Context: The place where people are cared towards the end of their life and die is a complex phenomenon, requiring a deeper understanding. Honoring preferences is critical for the delivery of high-quality care. Objectives: In this umbrella review we examine and synthesize the evidence regarding preferences about place of end-of-life care and death of patients with life-threatening illnesses and their families. Methods: Following the Joanna Briggs Institute methodology, we conducted a comprehensive search for systematic reviews in PsycINFO, MEDLINE, EMBASE, CINAHL, Epistemonikos, and PROSPERO without language restrictions. Results: The search identified 15 reviews (10 high-quality, three with meta-analysis), covering 229 nonoverlapping primary studies. Home is the most preferred place of end-of-life care for both patients (11%–89%) and family members (23%–84%). It is also the most preferred place of death (patient estimates from two meta-analyses: 51%–55%). Hospitals and hospice/palliative care facilities are preferred by substantial minorities. Reasons and factors affecting preferences include illness-related, individual, and environmental. Differences between preferred places of care and death are underexplored and the evidence remains inconclusive about changes over time.
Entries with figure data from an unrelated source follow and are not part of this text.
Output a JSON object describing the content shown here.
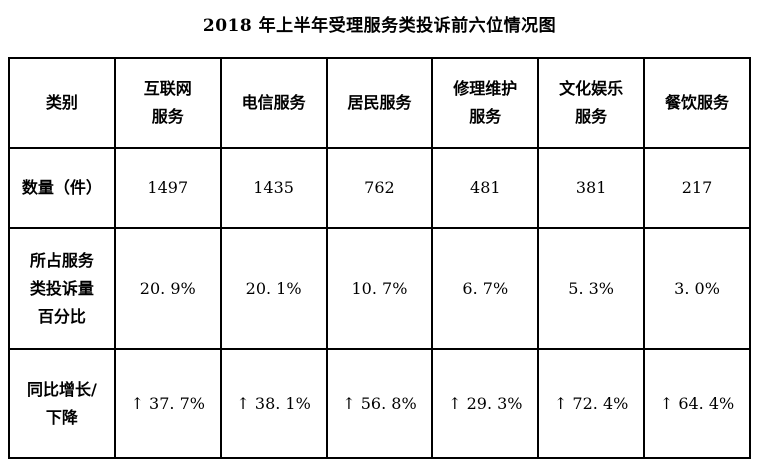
{
  "title": "2018 年上半年受理服务类投诉前六位情况图",
  "table": {
    "corner_label": "类别",
    "columns": [
      "互联网\n服务",
      "电信服务",
      "居民服务",
      "修理维护\n服务",
      "文化娱乐\n服务",
      "餐饮服务"
    ],
    "rows": [
      {
        "label": "数量（件）",
        "values": [
          "1497",
          "1435",
          "762",
          "481",
          "381",
          "217"
        ]
      },
      {
        "label": "所占服务\n类投诉量\n百分比",
        "values": [
          "20. 9%",
          "20. 1%",
          "10. 7%",
          "6. 7%",
          "5. 3%",
          "3. 0%"
        ]
      },
      {
        "label": "同比增长/\n下降",
        "values": [
          "↑ 37. 7%",
          "↑ 38. 1%",
          "↑ 56. 8%",
          "↑ 29. 3%",
          "↑ 72. 4%",
          "↑ 64. 4%"
        ]
      }
    ]
  }
}
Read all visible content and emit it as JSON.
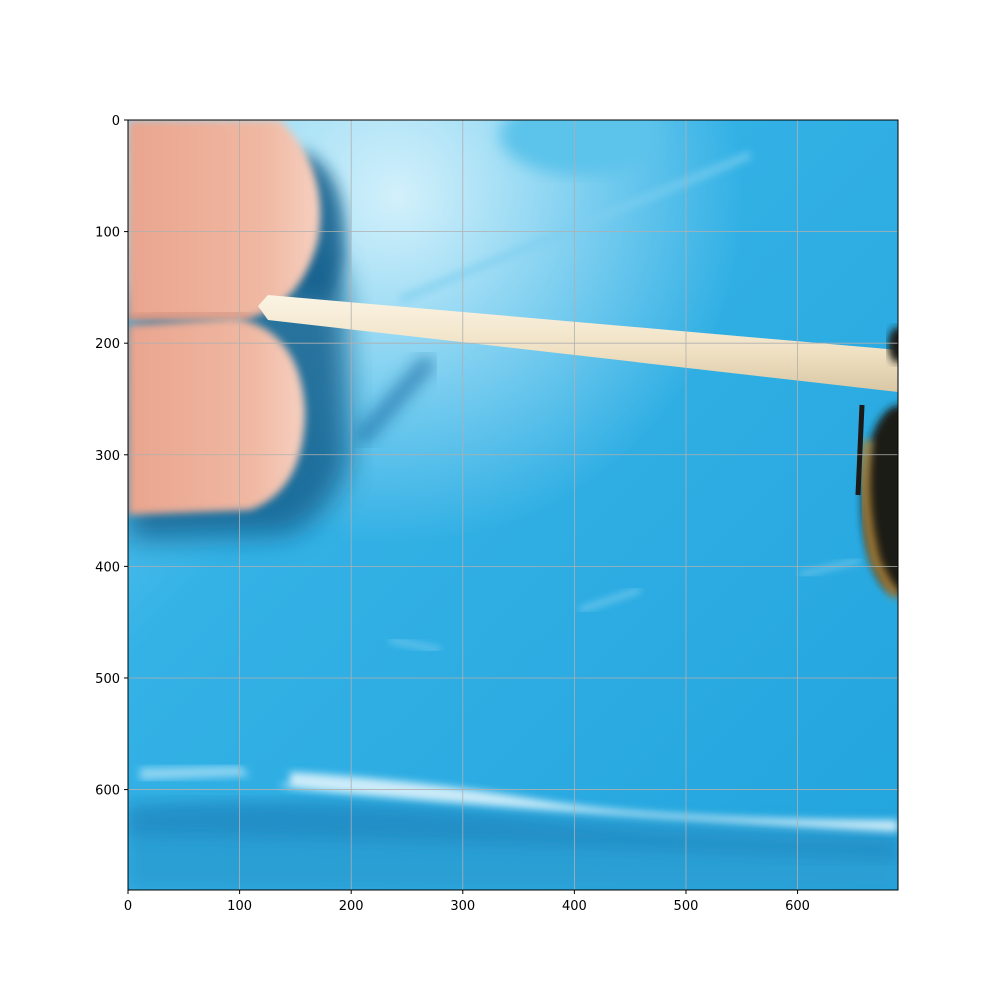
{
  "chart_data": {
    "type": "image",
    "title": "",
    "xlabel": "",
    "ylabel": "",
    "xlim": [
      0,
      690
    ],
    "ylim": [
      690,
      0
    ],
    "grid": true,
    "x_ticks": [
      0,
      100,
      200,
      300,
      400,
      500,
      600
    ],
    "y_ticks": [
      0,
      100,
      200,
      300,
      400,
      500,
      600
    ],
    "x_tick_labels": [
      "0",
      "100",
      "200",
      "300",
      "400",
      "500",
      "600"
    ],
    "y_tick_labels": [
      "0",
      "100",
      "200",
      "300",
      "400",
      "500",
      "600"
    ]
  },
  "colors": {
    "background_blue": "#2aa9e0",
    "light_blue": "#8fd8f4",
    "deep_blue": "#1b78b5",
    "shadow_blue": "#14628f",
    "finger_skin": "#e8a890",
    "toothpick": "#f3e7cf",
    "bee_dark": "#1c1a18",
    "bee_fur": "#b88a3a",
    "grid": "#b0b0b0"
  },
  "icons": [
    "finger",
    "toothpick",
    "bee"
  ]
}
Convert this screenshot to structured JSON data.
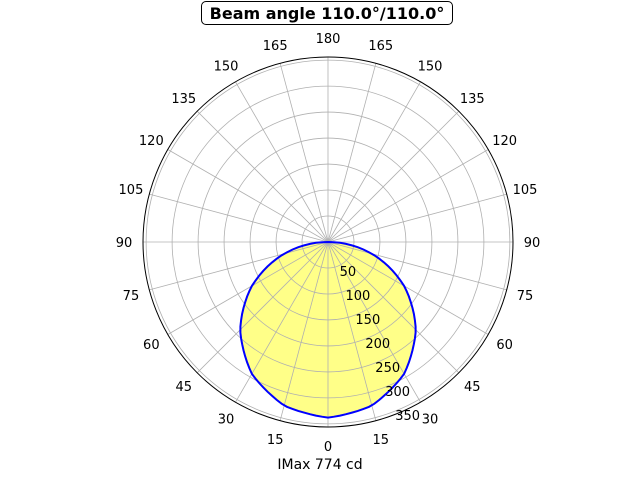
{
  "chart_data": {
    "type": "line",
    "subtype": "polar",
    "title": "Beam angle 110.0°/110.0°",
    "xlabel": "IMax 774 cd",
    "angle_ticks_deg": [
      0,
      15,
      30,
      45,
      60,
      75,
      90,
      105,
      120,
      135,
      150,
      165,
      180
    ],
    "angle_tick_labels": [
      "0",
      "15",
      "30",
      "45",
      "60",
      "75",
      "90",
      "105",
      "120",
      "135",
      "150",
      "165",
      "180"
    ],
    "radial_ticks": [
      50,
      100,
      150,
      200,
      250,
      300,
      350
    ],
    "radial_tick_labels": [
      "50",
      "100",
      "150",
      "200",
      "250",
      "300",
      "350"
    ],
    "rlim": [
      0,
      356
    ],
    "grid": true,
    "series": [
      {
        "angles_deg": [
          -90,
          -75,
          -60,
          -45,
          -30,
          -15,
          0,
          15,
          30,
          45,
          60,
          75,
          90
        ],
        "values": [
          0,
          87,
          169,
          239,
          293,
          326,
          338,
          326,
          293,
          239,
          169,
          87,
          0
        ]
      }
    ],
    "line_color": "#0000ff",
    "fill_color": "#ffff88"
  }
}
Congruence between preferred and actual place of death ranges 21%-100%, is higher in studies since 2004 and a meta-analysis shows noncancer patients are at higher risk of incongruence than cancer patients (OR 1.23, 95% CI: 1.01–1.49, I2 = 62%). Conclusion: These findings are a crucial starting point to address gaps and enhance strategies to align care with patient and family preferences. To accurately identify patient and family preferences is an important opportunity to change their lives positively.